Prosesi ini dilakukan dengan harapan agar mereka senantiasa diberi keselamatan hidup dan juga anugerah rezeki yang lebih banyak lagi di hari-hari mendatang. Dan lazimnya, seusai acara Tutup Layang, pada malam harinya akan diselenggarakan pula pertunjukan seni, seperti Tayub, Ludruk dan seringkali pula pentas musik dangdut. Singkatnya, Tutup Layang atau Petik Laut adalah pesta syukurannya para nelayan, orang-orang pantai, yang sehari-hari menghabiskan waktu mereka untuk mencari ikan di tengah laut.
Entah dari mana istilah Tutup Layang itu bermula. Namun menurut keterangan Kasmuli, Kepala Desa Brondong, layang itu nama jenis ikan yang banyak dijumpai di Brondong, khususnya pada bulan Desember hingga Januari. Nah, acara Tutup Layang biasanya diadakan ketika musim ikan Layang sudah habis, dan bersamaan dengan berakhirnya musim Baratan yang berarti datangnya musim badai dan gelombang di laut. “Sambil menunggu badai dan gelombang reda, nelayan di sini mengadakan Tutup Layang,” kata Kasmuli.
Dalam masyarakat tradisional, kehidupan nelayan memang berbeda dengan mata pencaharian bertani. Kalau ketergantungan petani terhadap alam merupakan bentuk ketergantungan aktif, dimana manusia masih dapat merekayasa (mengolah) alam dan mengambil manfaat darinya, maka hubungan antara alam (laut) dengan nelayan merupakan bentuk ketergantungan pasif, karena nelayan tidak bisa merekayasa laut untuk tidak bergelombang atau berbadai.

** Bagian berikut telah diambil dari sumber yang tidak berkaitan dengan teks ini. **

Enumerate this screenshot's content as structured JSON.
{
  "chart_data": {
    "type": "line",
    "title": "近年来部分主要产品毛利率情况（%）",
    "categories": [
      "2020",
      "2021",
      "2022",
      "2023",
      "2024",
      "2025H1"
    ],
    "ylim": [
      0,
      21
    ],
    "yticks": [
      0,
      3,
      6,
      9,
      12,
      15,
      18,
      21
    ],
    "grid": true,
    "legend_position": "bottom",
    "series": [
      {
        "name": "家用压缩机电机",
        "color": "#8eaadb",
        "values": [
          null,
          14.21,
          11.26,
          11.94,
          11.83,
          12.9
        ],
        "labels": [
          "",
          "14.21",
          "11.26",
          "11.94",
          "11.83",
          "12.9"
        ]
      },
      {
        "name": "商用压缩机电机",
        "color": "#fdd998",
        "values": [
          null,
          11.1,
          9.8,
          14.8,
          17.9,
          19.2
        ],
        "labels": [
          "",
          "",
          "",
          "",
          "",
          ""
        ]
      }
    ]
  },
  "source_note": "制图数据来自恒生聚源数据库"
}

Tingginya ketergantungan terhadap alam inilah menjadikan masyarakat nelayan memiliki akar spiritualitas yang tinggi. Upacara-upacara semacam Petik Laut, Larung, Sesaji dan sebagainya, tidak lain adalah bentuk ungkapan permohonan terhadap Yang Maha Kuasa, agar mereka dijauhkan dari segala mara bahaya, terutama ketika mereka sedang berlayar di tengah laut.
Menurut Dwi Cahyono, dosen Universitas Negeri Malang, ritual para nelayan ini telah berlangsung sejak zaman prehistorik yang kental dengan nuansa animisme dan dinamisme. “Hal inilah mungkin yang menjadikan Petik Laut kemudian distigmakan sebagai sebuah perbuatan syirik oleh sejumlah agamawan,” ujarnya.

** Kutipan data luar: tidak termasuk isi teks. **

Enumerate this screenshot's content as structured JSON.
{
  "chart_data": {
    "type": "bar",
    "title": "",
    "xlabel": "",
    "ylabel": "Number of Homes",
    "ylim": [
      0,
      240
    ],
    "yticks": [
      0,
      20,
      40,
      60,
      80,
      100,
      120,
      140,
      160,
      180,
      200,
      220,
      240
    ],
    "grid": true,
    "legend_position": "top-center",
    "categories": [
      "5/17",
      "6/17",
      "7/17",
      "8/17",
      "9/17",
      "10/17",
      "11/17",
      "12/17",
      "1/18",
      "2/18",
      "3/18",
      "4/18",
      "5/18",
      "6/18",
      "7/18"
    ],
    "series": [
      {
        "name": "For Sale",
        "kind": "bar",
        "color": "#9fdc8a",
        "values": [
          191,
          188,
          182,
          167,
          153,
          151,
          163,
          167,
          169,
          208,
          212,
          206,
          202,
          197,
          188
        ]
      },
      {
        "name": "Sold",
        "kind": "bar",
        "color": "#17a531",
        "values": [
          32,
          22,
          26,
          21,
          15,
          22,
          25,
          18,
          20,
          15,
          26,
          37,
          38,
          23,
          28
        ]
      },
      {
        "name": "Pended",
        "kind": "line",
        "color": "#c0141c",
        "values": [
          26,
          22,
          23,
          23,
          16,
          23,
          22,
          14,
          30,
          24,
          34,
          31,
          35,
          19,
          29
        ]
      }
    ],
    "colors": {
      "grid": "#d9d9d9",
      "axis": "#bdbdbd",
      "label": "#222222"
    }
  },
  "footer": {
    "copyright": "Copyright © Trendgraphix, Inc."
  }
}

Di Brondong sendiri, stigmatisasi syirik terhadap petik laut saat ini masih cukup kuat. Hal ini misalnya diwakili oleh Anwar (24), seorang tokoh pemuda dari Paciran, Lamongan, yang juga santri di sebuah Pesantren Sunan Drajat di Lamongan. Ia mengatakan bahwa, yang tidak bisa ditolelir itu adalah bentuk-bentuk syiriknya itu. “Dulu dini sini masyarakat masih meletakkan sesajen, baik di laut maupun di bawah pohon besar sebelah sana itu. Untunglah, sejak adanya pondok pesantren di daerah ini kebiasaan-kebiasaan tersebut berangsur-angsur hilang,” ujarnya.

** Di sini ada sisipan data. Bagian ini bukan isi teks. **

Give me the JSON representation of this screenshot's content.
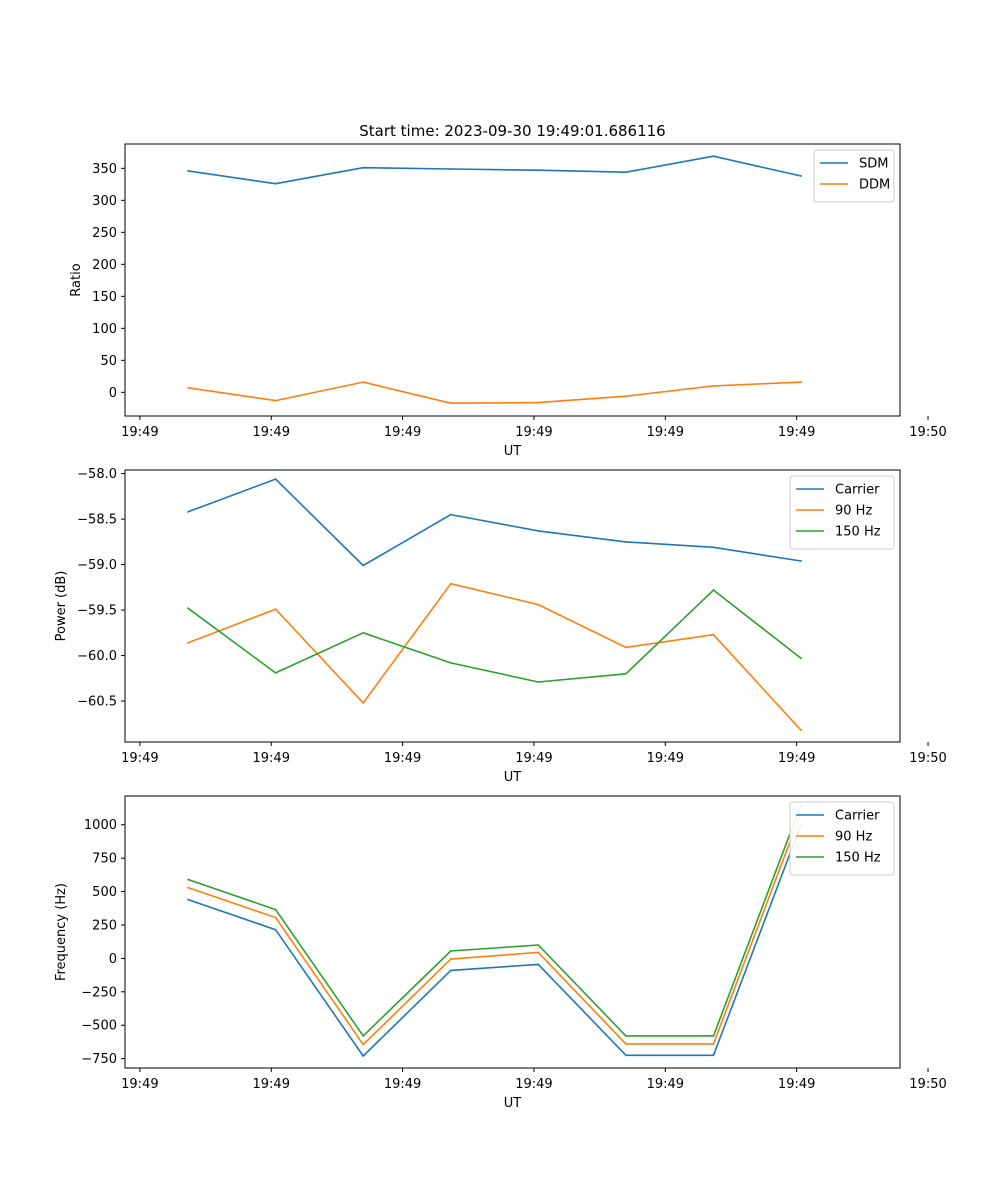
{
  "figure_title": "Start time: 2023-09-30 19:49:01.686116",
  "chart_data": [
    {
      "type": "line",
      "title": "Start time: 2023-09-30 19:49:01.686116",
      "xlabel": "UT",
      "ylabel": "Ratio",
      "x": [
        1,
        2,
        3,
        4,
        5,
        6,
        7,
        8
      ],
      "xlim": [
        0.28,
        9.13
      ],
      "x_ticks": [
        0.45,
        1.95,
        3.45,
        4.95,
        6.45,
        7.95,
        9.45
      ],
      "x_tick_labels": [
        "19:49",
        "19:49",
        "19:49",
        "19:49",
        "19:49",
        "19:49",
        "19:50"
      ],
      "ylim": [
        -37,
        388
      ],
      "y_ticks": [
        0,
        50,
        100,
        150,
        200,
        250,
        300,
        350
      ],
      "y_tick_labels": [
        "0",
        "50",
        "100",
        "150",
        "200",
        "250",
        "300",
        "350"
      ],
      "legend_position": "top-right",
      "series": [
        {
          "name": "SDM",
          "color": "#1f77b4",
          "values": [
            346,
            326,
            351,
            349,
            347,
            344,
            369,
            338
          ]
        },
        {
          "name": "DDM",
          "color": "#ff7f0e",
          "values": [
            7,
            -13,
            16,
            -17,
            -16,
            -6,
            10,
            16
          ]
        }
      ]
    },
    {
      "type": "line",
      "title": "",
      "xlabel": "UT",
      "ylabel": "Power (dB)",
      "x": [
        1,
        2,
        3,
        4,
        5,
        6,
        7,
        8
      ],
      "xlim": [
        0.28,
        9.13
      ],
      "x_ticks": [
        0.45,
        1.95,
        3.45,
        4.95,
        6.45,
        7.95,
        9.45
      ],
      "x_tick_labels": [
        "19:49",
        "19:49",
        "19:49",
        "19:49",
        "19:49",
        "19:49",
        "19:50"
      ],
      "ylim": [
        -60.95,
        -57.96
      ],
      "y_ticks": [
        -60.5,
        -60.0,
        -59.5,
        -59.0,
        -58.5,
        -58.0
      ],
      "y_tick_labels": [
        "−60.5",
        "−60.0",
        "−59.5",
        "−59.0",
        "−58.5",
        "−58.0"
      ],
      "legend_position": "top-right",
      "series": [
        {
          "name": "Carrier",
          "color": "#1f77b4",
          "values": [
            -58.42,
            -58.06,
            -59.01,
            -58.45,
            -58.63,
            -58.75,
            -58.81,
            -58.96
          ]
        },
        {
          "name": "90 Hz",
          "color": "#ff7f0e",
          "values": [
            -59.86,
            -59.49,
            -60.52,
            -59.21,
            -59.44,
            -59.91,
            -59.77,
            -60.82
          ]
        },
        {
          "name": "150 Hz",
          "color": "#2ca02c",
          "values": [
            -59.48,
            -60.19,
            -59.75,
            -60.08,
            -60.29,
            -60.2,
            -59.28,
            -60.03
          ]
        }
      ]
    },
    {
      "type": "line",
      "title": "",
      "xlabel": "UT",
      "ylabel": "Frequency (Hz)",
      "x": [
        1,
        2,
        3,
        4,
        5,
        6,
        7,
        8
      ],
      "xlim": [
        0.28,
        9.13
      ],
      "x_ticks": [
        0.45,
        1.95,
        3.45,
        4.95,
        6.45,
        7.95,
        9.45
      ],
      "x_tick_labels": [
        "19:49",
        "19:49",
        "19:49",
        "19:49",
        "19:49",
        "19:49",
        "19:50"
      ],
      "ylim": [
        -820,
        1215
      ],
      "y_ticks": [
        -750,
        -500,
        -250,
        0,
        250,
        500,
        750,
        1000
      ],
      "y_tick_labels": [
        "−750",
        "−500",
        "−250",
        "0",
        "250",
        "500",
        "750",
        "1000"
      ],
      "legend_position": "top-right",
      "series": [
        {
          "name": "Carrier",
          "color": "#1f77b4",
          "values": [
            440,
            215,
            -730,
            -90,
            -45,
            -725,
            -725,
            1000
          ]
        },
        {
          "name": "90 Hz",
          "color": "#ff7f0e",
          "values": [
            530,
            305,
            -645,
            -5,
            45,
            -640,
            -640,
            1090
          ]
        },
        {
          "name": "150 Hz",
          "color": "#2ca02c",
          "values": [
            590,
            365,
            -580,
            55,
            100,
            -580,
            -580,
            1150
          ]
        }
      ]
    }
  ]
}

Tetapi ungkapan ini segera dibantah Yanto (55), Ketua Rukun Nelayan Desa Brondong. Menurutnya mereka tidak bermaksud menyembah laut atau danyang (makhluk halus di laut). “Tutup layang hanyalah satu bentuk ucapan syukur kami, para nelayan atas karunia Tuhan, serta wujud penghormatan kami terhadap alam,” ucap Yanto.
Karena itulah, menurut Yanto, masyarakat Brondong tetap berkeinginan untuk melestarikan tradisi mereka yang diturunkan sejak nenek moyang. “Bagi kami, tradisi adalah amanah dari pendahulu, meskipun kami memang harus selektif dan menyesuaikan tradisi tersebut dengan etika yang berlaku sekarang,” tambah Yanto.